The appellants filed a claim in the Weathertight Homes Tribunal on July 7, 2008, against the council, the vendors, the building surveyor engaged by the vendors, and the parties involved in the original construction, seeking to recover the repair costs. The claim was dismissed by the Tribunal. An appeal to the High Court was partly successful and the case was referred back to the Tribunal.

However, the Tribunal dismissed the claim, and the appellants lodged a second appeal to the High Court on the basis that the council had been negligent in not identifying the defects during its inspections of 2000 and 2005.

The council was also criticised by the appellants for failing to note in the council file its reasons for not issuing the CCC.

Was the council liable?
The court held that the lack of identification of all the defects (on its site inspections on January 27, 2000, and February 22, 2005) which may have been able to be identified by visual inspection, did not breach the council’s duty of care.

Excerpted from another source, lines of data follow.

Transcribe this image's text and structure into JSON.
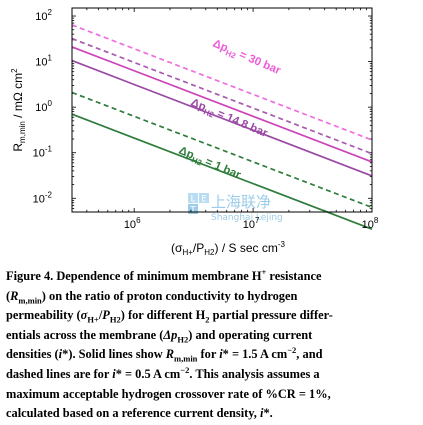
{
  "chart_data": {
    "type": "line",
    "xscale": "log",
    "yscale": "log",
    "xlim": [
      300000,
      100000000
    ],
    "ylim": [
      0.005,
      150
    ],
    "x_ticks": [
      {
        "value": 1000000,
        "base": "10",
        "exp": "6"
      },
      {
        "value": 10000000,
        "base": "10",
        "exp": "7"
      },
      {
        "value": 100000000,
        "base": "10",
        "exp": "8"
      }
    ],
    "y_ticks": [
      {
        "value": 0.01,
        "base": "10",
        "exp": "-2"
      },
      {
        "value": 0.1,
        "base": "10",
        "exp": "-1"
      },
      {
        "value": 1,
        "base": "10",
        "exp": "0"
      },
      {
        "value": 10,
        "base": "10",
        "exp": "1"
      },
      {
        "value": 100,
        "base": "10",
        "exp": "2"
      }
    ],
    "xlabel": {
      "pre": "(σ",
      "sub1": "H+",
      "mid": "/P",
      "sub2": "H2",
      "post": ") / S sec cm",
      "sup": "-3"
    },
    "ylabel": {
      "main": "R",
      "sub": "m,min",
      "unit": " / mΩ cm",
      "sup": "2"
    },
    "x": [
      300000,
      100000000
    ],
    "series": [
      {
        "group": "Δp = 30 bar",
        "current_density": "1.5 A cm-2",
        "style": "solid",
        "color": "#cc44b8",
        "y": [
          21,
          0.063
        ]
      },
      {
        "group": "Δp = 30 bar",
        "current_density": "0.5 A cm-2",
        "style": "dashed",
        "color": "#ee6ee0",
        "y": [
          64,
          0.19
        ]
      },
      {
        "group": "Δp = 14.8 bar",
        "current_density": "1.5 A cm-2",
        "style": "solid",
        "color": "#9a4aa4",
        "y": [
          10.5,
          0.031
        ]
      },
      {
        "group": "Δp = 14.8 bar",
        "current_density": "0.5 A cm-2",
        "style": "dashed",
        "color": "#a85aae",
        "y": [
          32,
          0.095
        ]
      },
      {
        "group": "Δp = 1 bar",
        "current_density": "1.5 A cm-2",
        "style": "solid",
        "color": "#2e7d3c",
        "y": [
          0.7,
          0.0021
        ]
      },
      {
        "group": "Δp = 1 bar",
        "current_density": "0.5 A cm-2",
        "style": "dashed",
        "color": "#2e7d3c",
        "y": [
          2.1,
          0.0063
        ]
      }
    ],
    "annotations": [
      {
        "pre": "Δp",
        "sub": "H2",
        "post": " = 30 bar",
        "color": "#ee5cd8"
      },
      {
        "pre": "Δp",
        "sub": "H2",
        "post": " = 14.8 bar",
        "color": "#9a4aa4"
      },
      {
        "pre": "Δp",
        "sub": "H2",
        "post": " = 1 bar",
        "color": "#2e7d3c"
      }
    ]
  },
  "watermark": {
    "logo_letters": [
      "L",
      "E",
      "T"
    ],
    "chinese": "上海联净",
    "english": "Shanghai Lejing"
  },
  "caption": {
    "lines": [
      [
        {
          "t": "Figure 4. Dependence of minimum membrane H"
        },
        {
          "t": "+",
          "sup": true
        },
        {
          "t": " resistance"
        }
      ],
      [
        {
          "t": "("
        },
        {
          "t": "R",
          "i": true
        },
        {
          "t": "m,min",
          "sub": true
        },
        {
          "t": ") on the ratio of proton conductivity to hydrogen"
        }
      ],
      [
        {
          "t": "permeability ("
        },
        {
          "t": "σ",
          "i": true
        },
        {
          "t": "H+",
          "sub": true
        },
        {
          "t": "/"
        },
        {
          "t": "P",
          "i": true
        },
        {
          "t": "H2",
          "sub": true
        },
        {
          "t": ") for different H"
        },
        {
          "t": "2",
          "sub": true
        },
        {
          "t": " partial pressure differ-"
        }
      ],
      [
        {
          "t": "entials across the membrane ("
        },
        {
          "t": "Δp",
          "i": true
        },
        {
          "t": "H2",
          "sub": true
        },
        {
          "t": ") and operating current"
        }
      ],
      [
        {
          "t": "densities ("
        },
        {
          "t": "i",
          "i": true
        },
        {
          "t": "*). Solid lines show "
        },
        {
          "t": "R",
          "i": true
        },
        {
          "t": "m,min",
          "sub": true
        },
        {
          "t": " for "
        },
        {
          "t": "i",
          "i": true
        },
        {
          "t": "* = 1.5 A cm"
        },
        {
          "t": "−2",
          "sup": true
        },
        {
          "t": ", and"
        }
      ],
      [
        {
          "t": "dashed lines are for "
        },
        {
          "t": "i",
          "i": true
        },
        {
          "t": "* = 0.5 A cm"
        },
        {
          "t": "−2",
          "sup": true
        },
        {
          "t": ". This analysis assumes a"
        }
      ],
      [
        {
          "t": "maximum acceptable hydrogen crossover rate of %CR = 1%,"
        }
      ],
      [
        {
          "t": "calculated based on a reference current density, "
        },
        {
          "t": "i",
          "i": true
        },
        {
          "t": "*."
        }
      ]
    ]
  }
}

In order for the council to issue a Code Compliance Certificate, it needed to be satisfied that the building complied with the Building Code.
A CCC was never issued as the council had not been satisfied of the house complying with the Building Code.

Accordingly, it was found that the letter sent by the council to the vendors on March 17, 2006, which allegedly did not identify all visual defects, did not support an action in negligence as the council made it clear that they did not have the expertise to assess whether the house was weathertight.

Furthermore, it was found that the oral communication between the council officers and the vendors at the time of the auction did not amount to negligent misstatement because the council officers did not speak directly to the appellant.

Instead, the officers’ oral communication was made to the vendors directly, which was passed onto the appellant third hand via email.
The email was a hearsay statement upon which the council officers did not have an opportunity to comment on and, therefore, it could not form the basis of the council’s liability for negligent misstatement.

The official council position was recorded in its letter of March 17, 2006. As a result, the appeal was dismissed.

This decision illustrates that the process of obtaining a CCC is more than just a matter of navigating the bureaucracy. And if a CCC is not issued by the territorial authority, this is a good reason for a discerning purchaser not to proceed with a transaction.

Note: This article is not intended to be legal advice (nor a substitute for legal advice). No responsibility or liability is accepted by Legal Vision or Building Today to anyone who relies on the information contained in this article.